Сеанс «черной магии» – должен был стать несокрушимым аргументом Воланда в его скрытой полемике с мечтателем Иешуа, который верил, что человек добр, что наступит время, когда не надобно будет никакой власти, потому что всякая власть – это насилие. Люди ничуть не изменились почти за два тысячелетия, они по-прежнему любят деньги, женщины по-прежнему легкомысленны и любят наряжаться. «Квартирный вопрос их испортил», – знаменитый афоризм Воланда, который оказался весьма точным диагнозом и выразительной характеристикой морального состояния советского гражданина. И тем не менее «артист», устроивший это немыслимое зрелище с отрыванием головы, провоцирует публику на самостоятельное решение участи Жоржа Бенгальского, «портившего» своими замечаниями действие, в котором все принимали «живое участие». Конферансье Жорж Бенгальский старался напомнить публике о законах сцены, об иллюзорности театральных чудес. Он пытался вернуть публику в состояние вменяемости, возвратить толпе разум. Он почти умолял «артиста» разоблачить технику полууголовного фокуса с «бумажками». И, естественно, сам стал жертвой и козлом отпущения. Тот, кто посягнул на сладкую грезу толпы о деньгах, сыплющихся с потолка, был приговорен ею к жестокой смертной казни. Отрывая голову, Бегемот только осуществляет требование народа.
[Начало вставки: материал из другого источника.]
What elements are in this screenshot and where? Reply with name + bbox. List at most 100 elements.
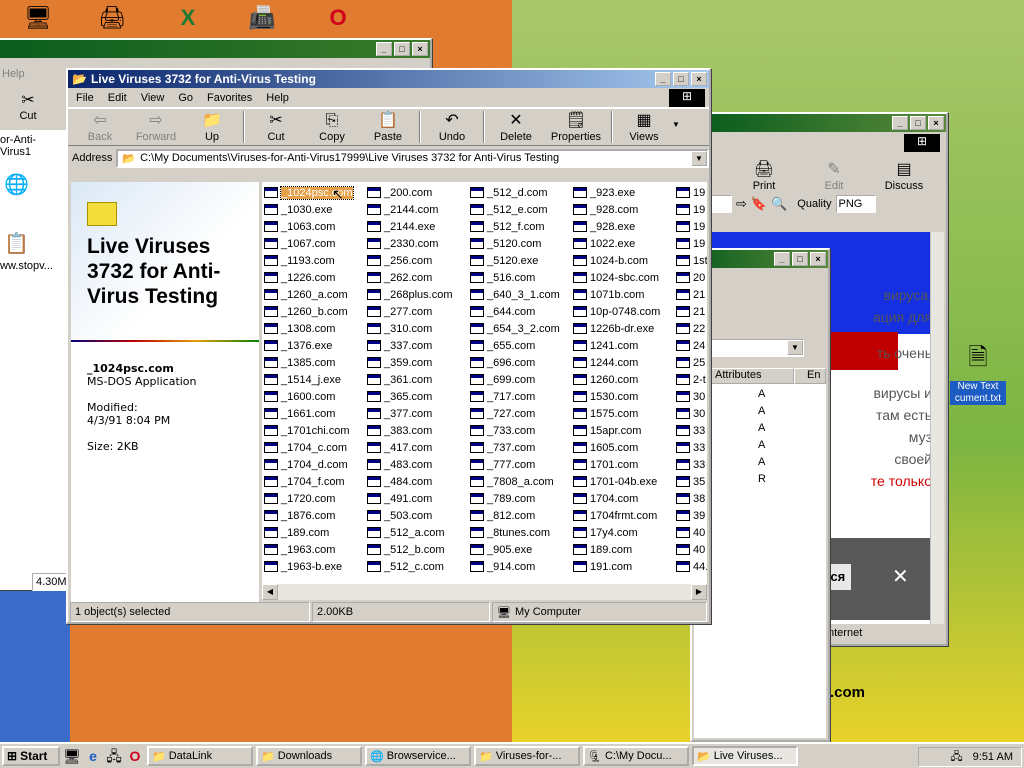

Замечательно прокомментирована эта сцена в статье М. Алленова «Квартирный вопрос». Он видит в ней отражение исторической реальности 30-х годов:
«Без сомнения, самый мрачный из дьявольских фокусов – публичное отрывание головы Жоржу Бенгальскому. И опять-таки, мистический ужас, пробуждаемый этим зрелищем «облегченного типа», проистекает вовсе не от его физиологических подробностей, а от ошарашивающе-откровенного сходства с кошмарной реальностью 30-х годов, сходства, которое лишь усилено несходством – чудесным возвращением жизни казненному. Писатель, в сущности, заставляет публику, а вместе с нею и читателя наивозможно более натурально-живо пережить, содрогнуться и пробудиться в ужасе и потребовать отменить те не просто казни, а зверства, которых требовали и требовали для врагов народа „массы“, загипнотизированные владельцами главной тайны социального оккультизма, что „идеи, овладевшие массами, становятся материальной силой“. Одна из функций этой сцены – своего рода подобие лечения шоком путем немедленного, на глазах «масс», исполнения вынесенного ими смертного приговора, то есть рассеивание наркотического, идиотского отупения, в котором «массы» пребывали во внероманной действительности. Таким образом, и этот эксцесс, кажущийся странным и, в гротескно-комедийном контексте, избыточным своей неожиданной жестокостью, есть узнаваемое подобие палаческих кошмаров сталинского балагана»[52].